Always use a custom navigations
"Build a custom navigation system on top of Compose Navigation" sounds great! Adapting the official library by extracting the boilerplate code into reusable components and tailoring those components to your specific navigation logic is a worthy investment of time and effort for a big project, because this way you can enjoy a navigation system that is maintained by Google and you, and is perfect for your app!
I used Compose Destinations for ~6 months, made a couple of big projects with many screens. It's not that bad (better than from google), but I can't say that it is good either.

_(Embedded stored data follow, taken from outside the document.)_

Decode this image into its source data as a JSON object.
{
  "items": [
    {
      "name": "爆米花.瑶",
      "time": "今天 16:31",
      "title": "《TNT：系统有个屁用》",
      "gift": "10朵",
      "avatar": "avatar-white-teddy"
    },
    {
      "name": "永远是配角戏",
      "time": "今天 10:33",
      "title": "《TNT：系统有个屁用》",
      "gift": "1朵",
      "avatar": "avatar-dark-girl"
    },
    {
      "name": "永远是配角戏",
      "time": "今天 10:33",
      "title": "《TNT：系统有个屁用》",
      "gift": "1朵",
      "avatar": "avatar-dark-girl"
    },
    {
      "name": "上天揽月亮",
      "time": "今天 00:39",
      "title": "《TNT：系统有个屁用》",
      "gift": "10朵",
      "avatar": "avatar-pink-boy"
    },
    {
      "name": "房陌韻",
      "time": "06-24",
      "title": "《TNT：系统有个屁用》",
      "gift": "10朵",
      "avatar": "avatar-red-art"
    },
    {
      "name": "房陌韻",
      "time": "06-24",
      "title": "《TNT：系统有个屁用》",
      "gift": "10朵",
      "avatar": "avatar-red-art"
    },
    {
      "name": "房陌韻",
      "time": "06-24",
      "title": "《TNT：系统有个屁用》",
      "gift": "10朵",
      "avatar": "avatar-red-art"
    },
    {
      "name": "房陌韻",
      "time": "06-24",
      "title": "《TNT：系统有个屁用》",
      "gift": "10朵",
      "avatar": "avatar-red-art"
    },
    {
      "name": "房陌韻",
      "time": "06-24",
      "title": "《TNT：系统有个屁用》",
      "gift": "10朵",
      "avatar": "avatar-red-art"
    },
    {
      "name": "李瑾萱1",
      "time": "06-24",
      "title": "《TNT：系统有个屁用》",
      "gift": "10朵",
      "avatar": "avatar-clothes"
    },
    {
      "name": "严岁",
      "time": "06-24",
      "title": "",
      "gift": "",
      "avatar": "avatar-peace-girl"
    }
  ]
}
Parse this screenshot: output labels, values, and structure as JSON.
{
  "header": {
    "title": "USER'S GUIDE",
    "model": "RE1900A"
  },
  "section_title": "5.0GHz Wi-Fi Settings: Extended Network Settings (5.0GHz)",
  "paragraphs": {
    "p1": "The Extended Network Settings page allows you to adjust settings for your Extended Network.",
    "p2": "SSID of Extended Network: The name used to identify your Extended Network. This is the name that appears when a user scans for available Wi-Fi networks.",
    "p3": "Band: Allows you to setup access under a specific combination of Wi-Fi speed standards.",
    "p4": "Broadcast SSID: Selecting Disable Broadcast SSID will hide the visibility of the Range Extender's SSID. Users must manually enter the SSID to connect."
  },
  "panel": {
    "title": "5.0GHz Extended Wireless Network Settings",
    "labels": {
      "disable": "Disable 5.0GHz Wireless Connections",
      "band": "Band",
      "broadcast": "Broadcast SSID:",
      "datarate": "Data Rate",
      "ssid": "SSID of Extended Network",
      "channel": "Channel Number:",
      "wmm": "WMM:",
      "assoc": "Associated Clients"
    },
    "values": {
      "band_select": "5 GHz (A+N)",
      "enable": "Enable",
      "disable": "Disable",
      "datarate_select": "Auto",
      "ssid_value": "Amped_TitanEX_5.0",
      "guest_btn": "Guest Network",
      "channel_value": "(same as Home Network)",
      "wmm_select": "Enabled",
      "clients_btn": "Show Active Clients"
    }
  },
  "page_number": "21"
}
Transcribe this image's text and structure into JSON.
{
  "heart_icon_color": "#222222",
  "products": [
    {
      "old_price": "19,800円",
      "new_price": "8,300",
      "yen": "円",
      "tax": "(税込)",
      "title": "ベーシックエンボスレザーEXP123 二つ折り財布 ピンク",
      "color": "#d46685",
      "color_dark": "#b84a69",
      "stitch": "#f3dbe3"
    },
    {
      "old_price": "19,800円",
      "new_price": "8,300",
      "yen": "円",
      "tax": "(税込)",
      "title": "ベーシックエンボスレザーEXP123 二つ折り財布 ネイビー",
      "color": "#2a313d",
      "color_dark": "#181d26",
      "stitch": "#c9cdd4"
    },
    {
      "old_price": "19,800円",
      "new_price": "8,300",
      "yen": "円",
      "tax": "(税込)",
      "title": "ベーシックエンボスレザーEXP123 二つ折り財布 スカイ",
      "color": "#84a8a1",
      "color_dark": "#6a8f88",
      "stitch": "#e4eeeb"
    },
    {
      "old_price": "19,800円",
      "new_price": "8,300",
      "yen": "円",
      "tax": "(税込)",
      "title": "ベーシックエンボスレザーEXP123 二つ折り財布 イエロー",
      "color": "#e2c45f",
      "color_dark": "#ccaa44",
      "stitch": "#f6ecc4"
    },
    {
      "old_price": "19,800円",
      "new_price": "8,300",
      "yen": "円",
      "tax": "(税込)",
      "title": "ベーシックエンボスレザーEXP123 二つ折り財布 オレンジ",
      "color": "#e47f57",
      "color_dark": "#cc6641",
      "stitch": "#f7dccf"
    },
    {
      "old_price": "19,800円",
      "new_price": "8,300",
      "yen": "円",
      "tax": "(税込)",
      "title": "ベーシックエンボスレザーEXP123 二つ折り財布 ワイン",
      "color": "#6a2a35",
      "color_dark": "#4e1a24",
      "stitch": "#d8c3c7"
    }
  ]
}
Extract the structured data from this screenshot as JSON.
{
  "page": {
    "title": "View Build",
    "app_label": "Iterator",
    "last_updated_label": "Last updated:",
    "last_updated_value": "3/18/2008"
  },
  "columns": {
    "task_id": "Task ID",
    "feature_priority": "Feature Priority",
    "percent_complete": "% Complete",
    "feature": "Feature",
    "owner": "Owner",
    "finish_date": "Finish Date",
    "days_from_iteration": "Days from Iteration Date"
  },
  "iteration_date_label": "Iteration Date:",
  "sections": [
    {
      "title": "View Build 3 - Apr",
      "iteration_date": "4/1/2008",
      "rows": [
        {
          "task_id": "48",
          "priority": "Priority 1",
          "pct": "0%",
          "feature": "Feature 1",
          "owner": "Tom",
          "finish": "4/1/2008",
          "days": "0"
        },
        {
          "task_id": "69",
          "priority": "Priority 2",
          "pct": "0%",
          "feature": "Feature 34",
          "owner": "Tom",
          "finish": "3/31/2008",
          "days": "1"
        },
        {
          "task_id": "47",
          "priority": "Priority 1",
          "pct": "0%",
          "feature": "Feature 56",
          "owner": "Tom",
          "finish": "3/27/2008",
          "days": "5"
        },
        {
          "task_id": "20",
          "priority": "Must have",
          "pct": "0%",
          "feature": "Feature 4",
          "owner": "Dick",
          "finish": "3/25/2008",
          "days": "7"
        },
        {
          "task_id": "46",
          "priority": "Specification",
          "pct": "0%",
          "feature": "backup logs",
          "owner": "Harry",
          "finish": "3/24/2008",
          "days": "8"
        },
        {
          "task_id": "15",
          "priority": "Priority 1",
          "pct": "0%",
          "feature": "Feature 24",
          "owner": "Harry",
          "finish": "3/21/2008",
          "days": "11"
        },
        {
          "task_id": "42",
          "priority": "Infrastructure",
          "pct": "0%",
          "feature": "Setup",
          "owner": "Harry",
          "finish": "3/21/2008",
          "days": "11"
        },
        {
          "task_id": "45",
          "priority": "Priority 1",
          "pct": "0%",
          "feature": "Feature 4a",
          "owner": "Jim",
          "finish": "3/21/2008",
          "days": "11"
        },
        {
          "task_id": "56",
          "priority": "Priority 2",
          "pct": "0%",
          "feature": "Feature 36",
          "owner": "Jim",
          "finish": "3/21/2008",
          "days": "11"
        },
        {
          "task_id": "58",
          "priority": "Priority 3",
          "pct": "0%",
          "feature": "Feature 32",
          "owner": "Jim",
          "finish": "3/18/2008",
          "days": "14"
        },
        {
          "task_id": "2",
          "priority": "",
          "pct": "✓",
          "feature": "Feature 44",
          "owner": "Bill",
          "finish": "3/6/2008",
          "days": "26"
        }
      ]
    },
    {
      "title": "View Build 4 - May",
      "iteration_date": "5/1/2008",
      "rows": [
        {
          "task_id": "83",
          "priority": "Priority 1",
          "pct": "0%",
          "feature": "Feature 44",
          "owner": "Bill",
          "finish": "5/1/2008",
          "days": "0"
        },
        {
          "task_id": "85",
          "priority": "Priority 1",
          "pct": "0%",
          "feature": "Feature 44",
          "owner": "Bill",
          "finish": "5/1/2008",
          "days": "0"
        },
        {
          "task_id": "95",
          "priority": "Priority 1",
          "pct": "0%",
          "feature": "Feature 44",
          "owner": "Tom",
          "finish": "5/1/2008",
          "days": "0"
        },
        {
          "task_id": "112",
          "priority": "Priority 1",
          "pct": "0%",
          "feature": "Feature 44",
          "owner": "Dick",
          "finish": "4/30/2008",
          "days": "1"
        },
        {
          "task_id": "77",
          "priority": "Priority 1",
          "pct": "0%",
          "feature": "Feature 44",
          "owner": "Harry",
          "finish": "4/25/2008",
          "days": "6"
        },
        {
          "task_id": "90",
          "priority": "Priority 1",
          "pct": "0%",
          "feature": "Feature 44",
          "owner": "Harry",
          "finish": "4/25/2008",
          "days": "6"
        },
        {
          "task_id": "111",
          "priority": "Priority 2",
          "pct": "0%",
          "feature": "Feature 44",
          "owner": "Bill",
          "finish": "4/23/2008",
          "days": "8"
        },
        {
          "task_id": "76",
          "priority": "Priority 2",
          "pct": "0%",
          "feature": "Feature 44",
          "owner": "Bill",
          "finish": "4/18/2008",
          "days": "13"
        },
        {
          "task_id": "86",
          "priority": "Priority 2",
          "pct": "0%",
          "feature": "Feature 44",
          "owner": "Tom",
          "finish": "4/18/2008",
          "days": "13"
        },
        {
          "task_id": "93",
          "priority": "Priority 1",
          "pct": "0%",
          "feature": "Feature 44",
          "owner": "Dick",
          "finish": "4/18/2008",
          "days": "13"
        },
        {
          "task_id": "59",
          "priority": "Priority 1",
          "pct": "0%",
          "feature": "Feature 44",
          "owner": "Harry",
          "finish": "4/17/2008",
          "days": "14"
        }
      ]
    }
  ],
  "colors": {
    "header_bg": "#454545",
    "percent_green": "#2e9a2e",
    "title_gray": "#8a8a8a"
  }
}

So I made my own scalable navigation system, and I can say, that using your own navigation 100 times better, that's not that hard to do, but it is so much better to work with your own navigation.
That's sound greate, can you share some information about your navigation system ?
@@yahussainmazloom1 Well, basically it's a Viewmodel with saved state handle states like backstack, arguments and current screen. Also I made animations between screens. It is not that complicated, the whole file is around 200 hundred lines, but I spent a LOT of time optimizing and making it better, just start with something, over time you will figure how to do it better.
P.s. in terms of performance it is around the same as Compose Destinations, but much more stable(in terms of errors it doesn't throw anything).
@@acclorite_ in compose destination can you pass complex data between screens? Or which approach do you use for this ?
@@AlonaRozlach-ze1rg I can pass complex objects in my Navigation, but only Serializable, so I can save them in Saved State Handle. Though that is not required and can be changed pretty easily. I prefer simple objects, for example IDs, as they take less time to retrieve and save than complex object.